I'm curious if you know if in the south there were tensions, or perhaps why there weren't as many, as say in the west coast like the 1886 Seattle Riot or the Rock Springs Massacre, beyond just the reaction from the exclusion act?
I believe Loewen's argument is that Chinese ran the grocery stores, and because whites viewed merchant labor as distasteful (they all wanted to be agrarian landowners, even poor whites) Chinese had extra leverage because they were the only group supplying necessary goods in these small rural towns.
A case that established Chinese exclusion from white schools (Lum v. Rice, 1924) came out of Rosedale, just north of the town of Greenville mentioned in the article, when a white public school did not permit a Chinese grocer's daughter to enroll. Interestingly, the lower county court ruled against the school district and upheld the Chinese girl's right to attend the white school. The decision was subsequently overturned by the Mississippi Supreme Court and US Supreme Court in favor of the school district.

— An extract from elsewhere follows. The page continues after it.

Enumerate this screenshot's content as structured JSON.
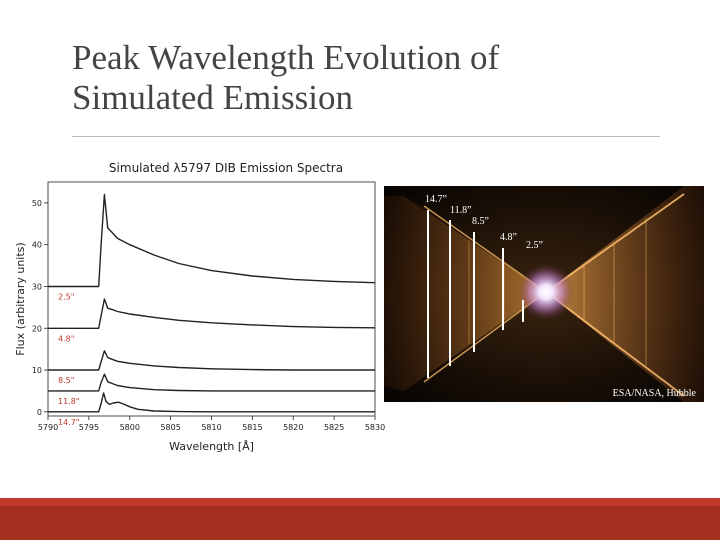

It's telling that the court closest to the case ruled in favor of the Chinese: these merchant families had economic leverage in their communities because they filled a role that white planters needed but disdained for themselves. A town that treated its Chinese unfairly might soon find itself with no place to buy canned goods.
There is a similar story for Jewish immigrants, who ran (and in some cases whose decedents still run) the general/department stores in these Delta towns. The oldest synagogue in Mississippi is in -- you guessed it -- Greenville.